Review of “The Brueghel Moon” by Tamaz Chiladze

Alyssa Clark

 

The Brueghel Moon by Tamaz Chiladze opens with the falling apart of a marriage as the story’s protagonist, Levan, is left by his wife.  The scene is the first of many that shows Levan’s hopeless nature as he responds with nothing more than disconnected confusion while his wife storms about their house yelling at him.  He shows emotion when his wife mentions that she’s taking their daughter with her, but even then, Levan doesn’t try to stop her and instead watches her leave and vanish from his life.

Starting out in first person, the novel alternates between first and third person for the rest of the story, using the switching points to denote when Levan is focusing on a particular side character.  This fractures the novel’s flow and makes it challenging to follow Levan.  Confusion aside, the novel weaves the many details of characters, its energy and momentum ebbing and flowing in its forward movement.  We slide away from Levan after he spends time wallowing in his sadness.  He turns to alcohol to make his days go by faster.  And then suddenly, an old patient of Levan’s (he is a psychiatrist) is back in his life and the story becomes Nunu’s.  Levan remembers Nunu and her story from when she was his patient from so long ago, which in turn makes her recounting of it seem drawn out and a frisson for Levan’s own despondency.  Nunu’s story is contradictory, even confusing, and remarkably accurate in portraying how mentally unstable she is.

Once Nunu’s story is finished, the novel returns to Levan and his reflections as he analyzes his past self through his own diary.  But before Levan can dive too deeply into himself, he runs into a woman at a party, Ana-Maria, and ends up getting a phone call a few days later from the embassy asking for his services as a psychiatrist for her.   What follows is a whirlwind romance that isn’t quite a romance as the feelings between the characters feel much like what Levan had with his wife.  There is some bubbling conflict with the pair since Ana-Maria is a married woman, but this is quickly dissolved as she states her husband doesn’t care and the only people they need to hide it from is the general public.
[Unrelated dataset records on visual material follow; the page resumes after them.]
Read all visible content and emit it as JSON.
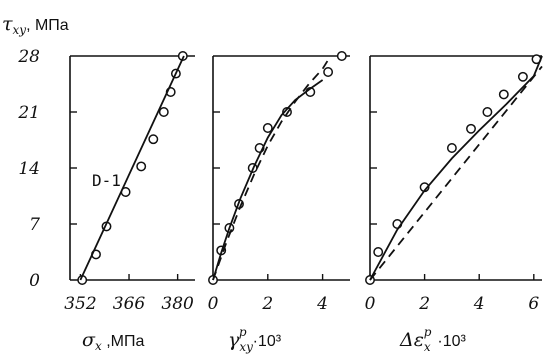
{
  "chart_data": [
    {
      "type": "scatter",
      "ylabel": "τxy, МПа",
      "xlabel": "σx, МПа",
      "annotation": "D-1",
      "x_ticks": [
        "352",
        "366",
        "380"
      ],
      "y_ticks": [
        "0",
        "7",
        "14",
        "21",
        "28"
      ],
      "xlim": [
        349,
        385
      ],
      "ylim": [
        0,
        28
      ],
      "series": [
        {
          "kind": "points",
          "x": [
            352.5,
            356.5,
            359.5,
            365.0,
            369.5,
            373.0,
            376.0,
            378.0,
            379.5,
            381.5
          ],
          "y": [
            0,
            3.2,
            6.7,
            11.0,
            14.2,
            17.6,
            21.0,
            23.5,
            25.8,
            28.0
          ]
        },
        {
          "kind": "line",
          "style": "solid",
          "x": [
            352.0,
            381.8
          ],
          "y": [
            0,
            28.0
          ]
        }
      ]
    },
    {
      "type": "scatter",
      "xlabel": "γxyp·10³",
      "x_ticks": [
        "0",
        "2",
        "4"
      ],
      "xlim": [
        0,
        5.0
      ],
      "ylim": [
        0,
        28
      ],
      "series": [
        {
          "kind": "points",
          "x": [
            0.0,
            0.3,
            0.6,
            0.95,
            1.45,
            1.7,
            2.0,
            2.7,
            3.55,
            4.2,
            4.7
          ],
          "y": [
            0,
            3.7,
            6.5,
            9.5,
            14.0,
            16.5,
            19.0,
            21.0,
            23.5,
            26.0,
            28.0
          ]
        },
        {
          "kind": "line",
          "style": "solid",
          "x": [
            0.0,
            0.3,
            0.6,
            1.0,
            1.5,
            2.0,
            2.5,
            3.0,
            3.5,
            4.0
          ],
          "y": [
            0,
            3.4,
            6.5,
            10.2,
            14.2,
            17.8,
            20.6,
            22.5,
            23.8,
            25.0
          ]
        },
        {
          "kind": "line",
          "style": "dashed",
          "x": [
            0.0,
            0.5,
            1.0,
            1.5,
            2.0,
            2.5,
            3.0,
            3.5,
            4.0,
            4.2
          ],
          "y": [
            0,
            4.8,
            9.2,
            13.2,
            16.8,
            19.8,
            22.3,
            24.5,
            26.4,
            27.5
          ]
        }
      ]
    },
    {
      "type": "scatter",
      "xlabel": "Δεxp·10³",
      "x_ticks": [
        "0",
        "2",
        "4",
        "6"
      ],
      "xlim": [
        0,
        6.3
      ],
      "ylim": [
        0,
        28
      ],
      "series": [
        {
          "kind": "points",
          "x": [
            0.0,
            0.3,
            1.0,
            2.0,
            3.0,
            3.7,
            4.3,
            4.9,
            5.6,
            6.1
          ],
          "y": [
            0,
            3.5,
            7.0,
            11.6,
            16.5,
            18.9,
            21.0,
            23.2,
            25.4,
            27.6
          ]
        },
        {
          "kind": "line",
          "style": "solid",
          "x": [
            0.0,
            1.0,
            2.0,
            3.0,
            4.0,
            5.0,
            6.0,
            6.3
          ],
          "y": [
            0,
            6.3,
            11.2,
            15.2,
            18.7,
            22.0,
            25.5,
            28.0
          ]
        },
        {
          "kind": "line",
          "style": "dashed",
          "x": [
            0.0,
            6.3
          ],
          "y": [
            0,
            26.7
          ]
        }
      ]
    }
  ]
}
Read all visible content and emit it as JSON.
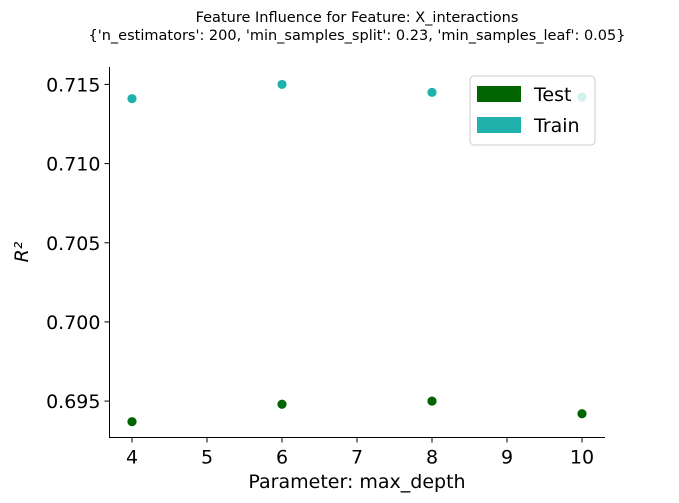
{
  "chart_data": {
    "type": "scatter",
    "title": "Feature Influence for Feature: X_interactions",
    "subtitle": "{'n_estimators': 200, 'min_samples_split': 0.23, 'min_samples_leaf': 0.05}",
    "xlabel": "Parameter: max_depth",
    "ylabel": "R²",
    "xlim": [
      3.7,
      10.3
    ],
    "ylim": [
      0.6927,
      0.7161
    ],
    "xticks": [
      4,
      5,
      6,
      7,
      8,
      9,
      10
    ],
    "yticks": [
      0.695,
      0.7,
      0.705,
      0.71,
      0.715
    ],
    "ytick_labels": [
      "0.695",
      "0.700",
      "0.705",
      "0.710",
      "0.715"
    ],
    "grid": false,
    "legend": "top-right",
    "series": [
      {
        "name": "Test",
        "color": "#006400",
        "x": [
          4,
          6,
          8,
          10
        ],
        "y": [
          0.6937,
          0.6948,
          0.695,
          0.6942
        ]
      },
      {
        "name": "Train",
        "color": "#20b2aa",
        "x": [
          4,
          6,
          8,
          10
        ],
        "y": [
          0.7141,
          0.715,
          0.7145,
          0.7142
        ]
      }
    ]
  }
}
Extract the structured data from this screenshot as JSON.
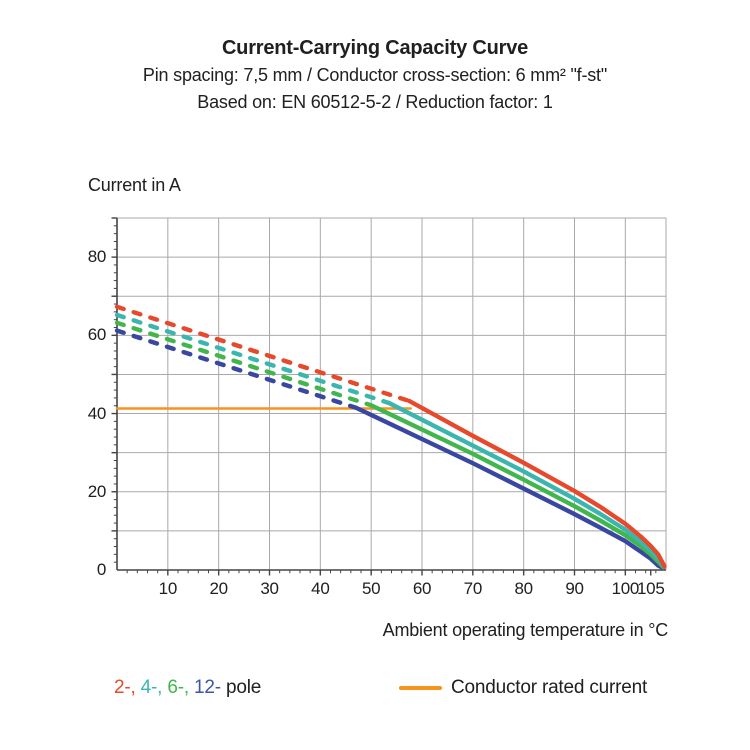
{
  "header": {
    "title": "Current-Carrying Capacity Curve",
    "subtitle1": "Pin spacing: 7,5 mm / Conductor cross-section: 6 mm² \"f-st\"",
    "subtitle2": "Based on: EN 60512-5-2 / Reduction factor: 1"
  },
  "legend": {
    "pole_items": [
      {
        "label": "2-,",
        "color": "#e6492b"
      },
      {
        "label": "4-,",
        "color": "#3ab6ae"
      },
      {
        "label": "6-,",
        "color": "#41b64c"
      },
      {
        "label": "12-",
        "color": "#3b55a9"
      }
    ],
    "pole_suffix": " pole",
    "rated_label": "Conductor rated current",
    "rated_color": "#f6941e"
  },
  "chart_data": {
    "type": "line",
    "title": "Current-Carrying Capacity Curve",
    "xlabel": "Ambient operating temperature in °C",
    "ylabel": "Current in A",
    "xlim": [
      0,
      108
    ],
    "ylim": [
      0,
      90
    ],
    "grid": {
      "x_step": 10,
      "y_step": 10,
      "color": "#a9a9a9",
      "axis_color": "#444444"
    },
    "x_ticks": [
      10,
      20,
      30,
      40,
      50,
      60,
      70,
      80,
      90,
      100,
      105
    ],
    "y_ticks": [
      0,
      20,
      40,
      60,
      80
    ],
    "x_extra_major_ticks": [
      105
    ],
    "legend_note": "dashed = derating curve above conductor rated current; solid = permissible current",
    "series": [
      {
        "name": "Conductor rated current",
        "color": "#f6941e",
        "width": 2.4,
        "segments": [
          {
            "style": "solid",
            "points": [
              [
                0,
                41.3
              ],
              [
                57.8,
                41.3
              ]
            ]
          }
        ]
      },
      {
        "name": "12-pole",
        "color": "#3947a3",
        "width": 4.4,
        "segments": [
          {
            "style": "dashed",
            "points": [
              [
                0,
                61.2
              ],
              [
                47,
                41.5
              ]
            ]
          },
          {
            "style": "solid",
            "points": [
              [
                47,
                41.5
              ],
              [
                70,
                27.3
              ],
              [
                80,
                20.8
              ],
              [
                90,
                14.3
              ],
              [
                95,
                10.9
              ],
              [
                100,
                7.4
              ],
              [
                103,
                4.7
              ],
              [
                105,
                2.9
              ],
              [
                106.5,
                1.1
              ],
              [
                107.4,
                0.5
              ]
            ]
          }
        ]
      },
      {
        "name": "6-pole",
        "color": "#41b64c",
        "width": 4.4,
        "segments": [
          {
            "style": "dashed",
            "points": [
              [
                0,
                63.2
              ],
              [
                50,
                42.1
              ]
            ]
          },
          {
            "style": "solid",
            "points": [
              [
                50,
                42.1
              ],
              [
                70,
                29.7
              ],
              [
                80,
                23.1
              ],
              [
                90,
                16.3
              ],
              [
                95,
                12.7
              ],
              [
                100,
                8.9
              ],
              [
                103,
                6.1
              ],
              [
                105,
                4.0
              ],
              [
                106.8,
                1.7
              ],
              [
                107.5,
                0.7
              ]
            ]
          }
        ]
      },
      {
        "name": "4-pole",
        "color": "#3ab6ae",
        "width": 4.4,
        "segments": [
          {
            "style": "dashed",
            "points": [
              [
                0,
                65.2
              ],
              [
                53.5,
                42.7
              ]
            ]
          },
          {
            "style": "solid",
            "points": [
              [
                53.5,
                42.7
              ],
              [
                70,
                31.8
              ],
              [
                80,
                25.2
              ],
              [
                90,
                18.2
              ],
              [
                95,
                14.4
              ],
              [
                100,
                10.3
              ],
              [
                103,
                7.2
              ],
              [
                105,
                4.9
              ],
              [
                106.8,
                2.4
              ],
              [
                107.6,
                0.8
              ]
            ]
          }
        ]
      },
      {
        "name": "2-pole",
        "color": "#e6492b",
        "width": 4.4,
        "segments": [
          {
            "style": "dashed",
            "points": [
              [
                0,
                67.3
              ],
              [
                57.5,
                43.2
              ]
            ]
          },
          {
            "style": "solid",
            "points": [
              [
                57.5,
                43.2
              ],
              [
                70,
                34.3
              ],
              [
                80,
                27.4
              ],
              [
                90,
                20.2
              ],
              [
                95,
                16.2
              ],
              [
                100,
                11.8
              ],
              [
                103,
                8.6
              ],
              [
                105,
                6.1
              ],
              [
                106.5,
                3.9
              ],
              [
                107.7,
                0.9
              ]
            ]
          }
        ]
      }
    ]
  }
}
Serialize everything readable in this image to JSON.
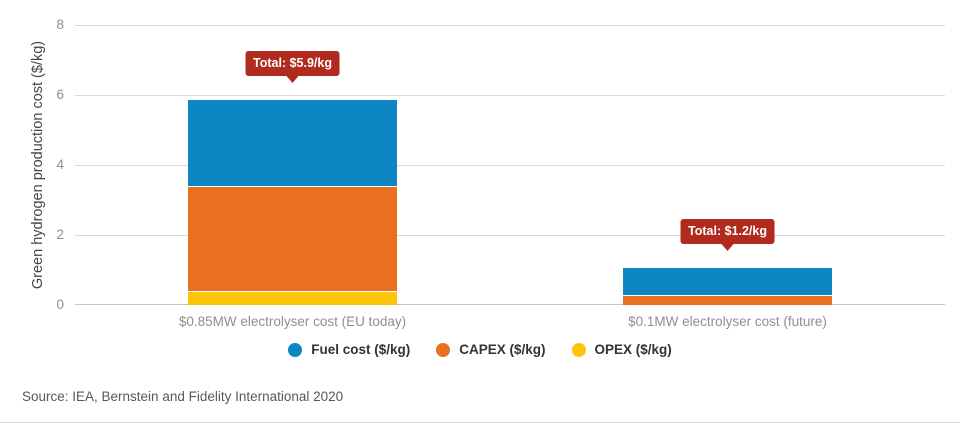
{
  "chart_data": {
    "type": "bar",
    "stacked": true,
    "title": "",
    "xlabel": "",
    "ylabel": "Green hydrogen production cost ($/kg)",
    "ylim": [
      0,
      8
    ],
    "yticks": [
      0,
      2,
      4,
      6,
      8
    ],
    "grid": true,
    "legend_position": "bottom",
    "categories": [
      "$0.85MW electrolyser cost (EU today)",
      "$0.1MW electrolyser cost (future)"
    ],
    "series": [
      {
        "key": "opex",
        "name": "OPEX ($/kg)",
        "color": "#fdc40a",
        "values": [
          0.4,
          0
        ]
      },
      {
        "key": "capex",
        "name": "CAPEX ($/kg)",
        "color": "#e8701e",
        "values": [
          3.0,
          0.3
        ]
      },
      {
        "key": "fuel-cost",
        "name": "Fuel cost ($/kg)",
        "color": "#0e86c4",
        "values": [
          2.5,
          0.8
        ]
      }
    ],
    "totals": [
      "Total: $5.9/kg",
      "Total: $1.2/kg"
    ],
    "annotation_color": "#b02a1d",
    "legend_entries": [
      {
        "label": "Fuel cost ($/kg)",
        "color": "#0e86c4"
      },
      {
        "label": "CAPEX ($/kg)",
        "color": "#e8701e"
      },
      {
        "label": "OPEX ($/kg)",
        "color": "#fdc40a"
      }
    ]
  },
  "source_note": "Source: IEA, Bernstein and Fidelity International 2020"
}
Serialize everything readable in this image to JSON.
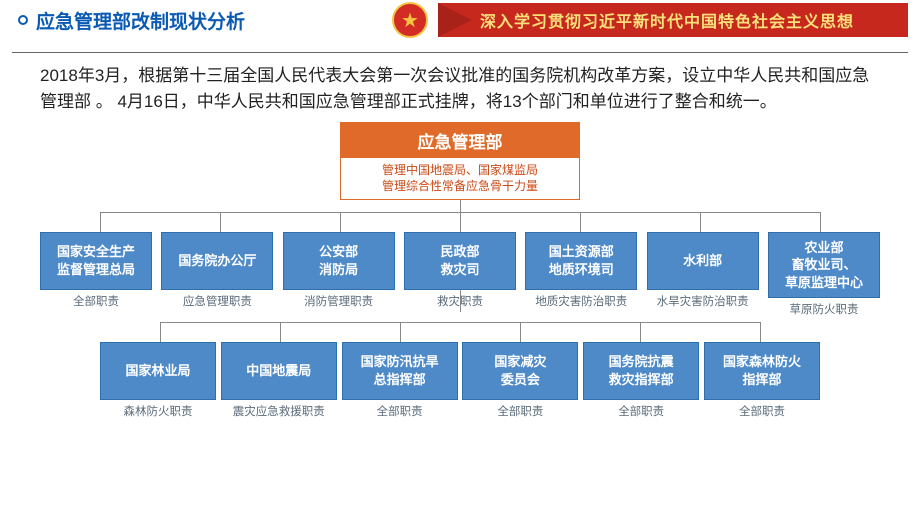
{
  "colors": {
    "header_blue": "#0a5ab4",
    "banner_red": "#c7281e",
    "banner_text": "#f8e17b",
    "emblem_red": "#d22c24",
    "emblem_gold": "#f5c542",
    "root_orange": "#e06a2a",
    "root_sub_text": "#c94a17",
    "dept_blue": "#4e8ac8",
    "dept_border": "#2f6fae",
    "duty_text": "#5a6a78",
    "divider": "#666666",
    "para_text": "#222222"
  },
  "header": {
    "title": "应急管理部改制现状分析",
    "banner": "深入学习贯彻习近平新时代中国特色社会主义思想"
  },
  "paragraph": "2018年3月，根据第十三届全国人民代表大会第一次会议批准的国务院机构改革方案，设立中华人民共和国应急管理部 。 4月16日，中华人民共和国应急管理部正式挂牌，将13个部门和单位进行了整合和统一。",
  "org": {
    "root_title": "应急管理部",
    "root_sub1": "管理中国地震局、国家煤监局",
    "root_sub2": "管理综合性常备应急骨干力量",
    "row1": [
      {
        "name": "国家安全生产\n监督管理总局",
        "duty": "全部职责"
      },
      {
        "name": "国务院办公厅",
        "duty": "应急管理职责"
      },
      {
        "name": "公安部\n消防局",
        "duty": "消防管理职责"
      },
      {
        "name": "民政部\n救灾司",
        "duty": "救灾职责"
      },
      {
        "name": "国土资源部\n地质环境司",
        "duty": "地质灾害防治职责"
      },
      {
        "name": "水利部",
        "duty": "水旱灾害防治职责"
      },
      {
        "name": "农业部\n畜牧业司、\n草原监理中心",
        "duty": "草原防火职责"
      }
    ],
    "row2": [
      {
        "name": "国家林业局",
        "duty": "森林防火职责"
      },
      {
        "name": "中国地震局",
        "duty": "震灾应急救援职责"
      },
      {
        "name": "国家防汛抗旱\n总指挥部",
        "duty": "全部职责"
      },
      {
        "name": "国家减灾\n委员会",
        "duty": "全部职责"
      },
      {
        "name": "国务院抗震\n救灾指挥部",
        "duty": "全部职责"
      },
      {
        "name": "国家森林防火\n指挥部",
        "duty": "全部职责"
      }
    ]
  }
}
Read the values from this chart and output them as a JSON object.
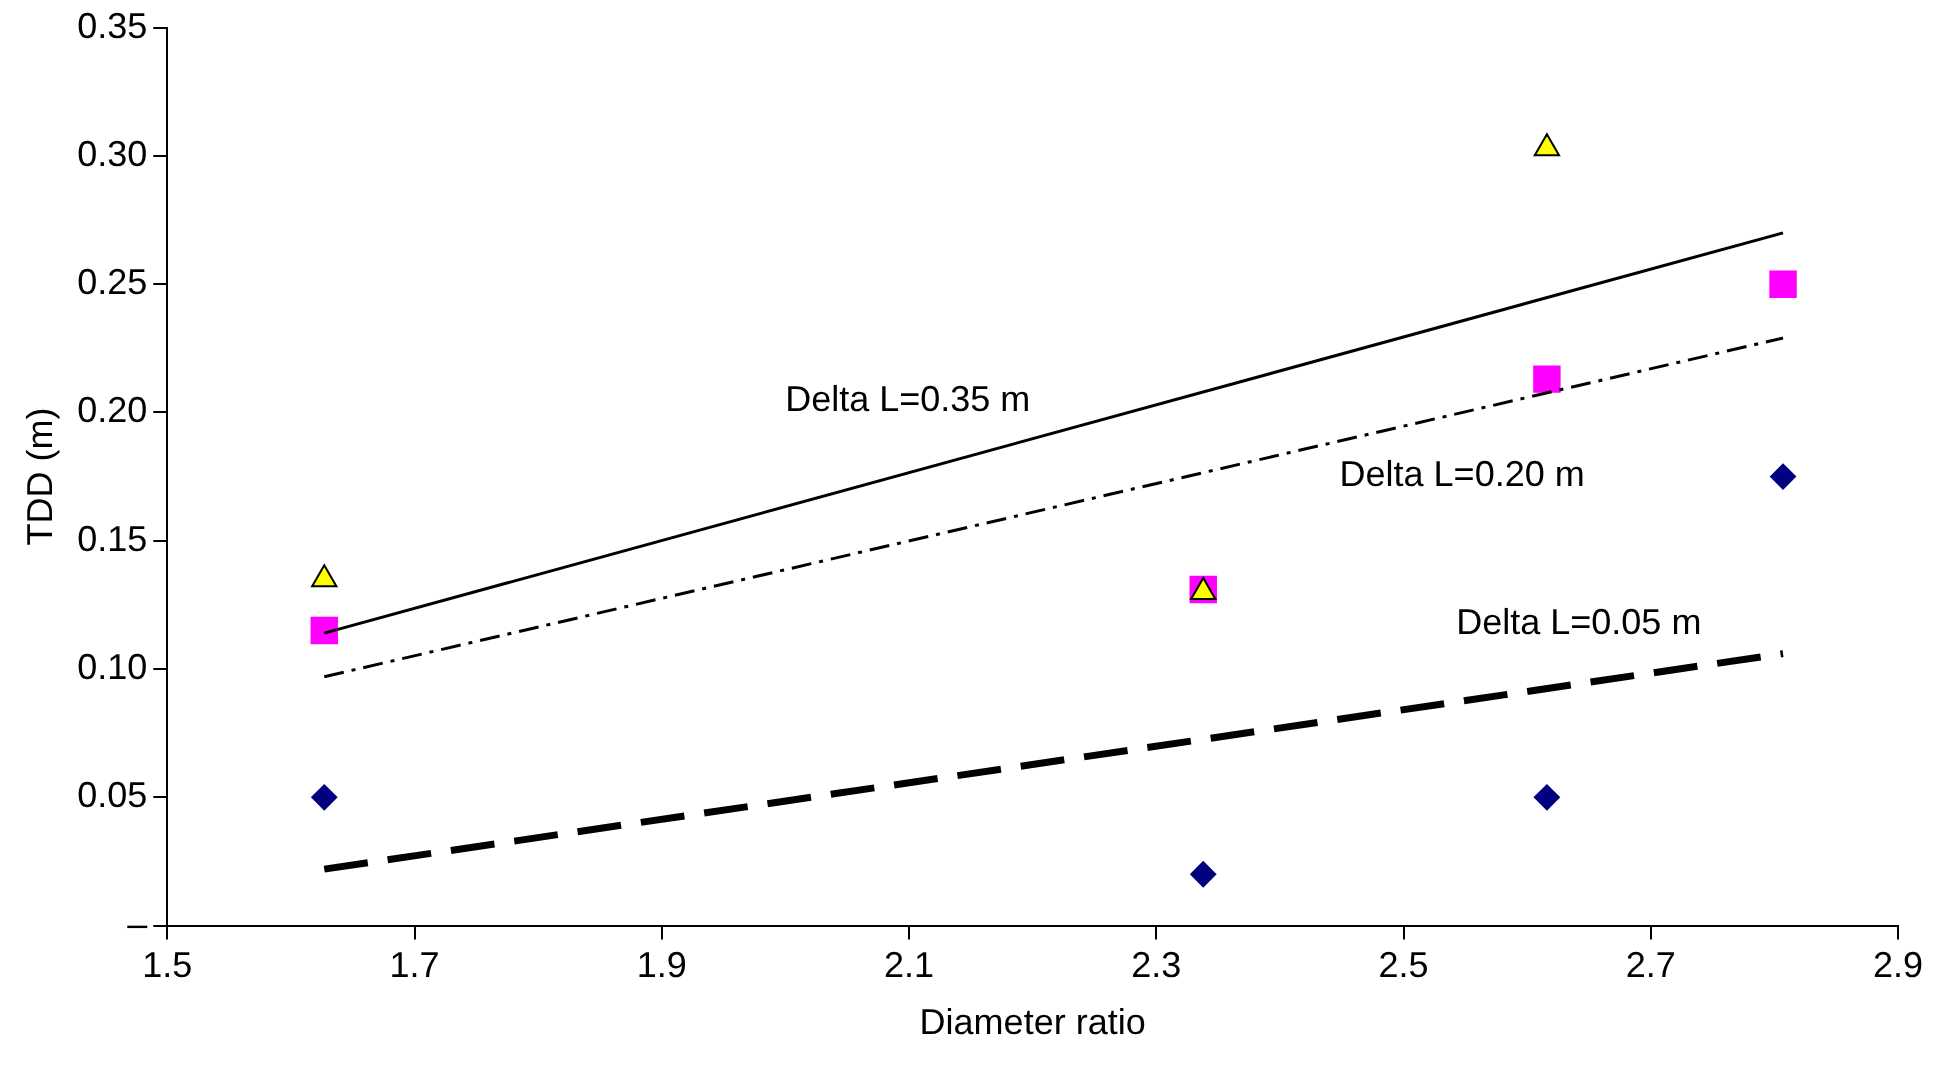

As the novel concludes Nunu comes up to Levan and claims that Ana-Maria is the child she gave up long ago.  She gives Levan the dog-tags of Ana-Maria’s father, whom she says came from space, and then makes Levan give them to Ana-Maria without telling her where they came from.  Levan doesn’t question Nunu, and passes along the dog-tags, which subsequently end up driving Ana-Maria into the depths of insanity because she thinks the dog-tags are speaking to her in a language that she doesn’t understand.  Ana-Maria’s husband steps in to confiscates the dog-tags and tells her to never speak of them again.  By this point, Levan is starting to question his feelings for Ana-Maria and before he can go too in-depth, she’s leaving to find herself somewhere else.

Chiladze does a fine job of looking into the life of a psychiatrist who cannot disassociate himself from his profession.  He tackles the hard topics of introspection and delves into a mind that is hard-wired to tear itself apart.  At novel’s end, Levan finds himself falling closer and closer to madness as the boundaries of sanity begin to blur until finally he can’t tell the difference anymore.  Levan says, “I actually believed in what I said or shouted at her.  In this case, if anyone was deceived, it was me.”  We’re then suddenly left with an end abrupt and the lingering thought that not everything is as straightforward as it seems.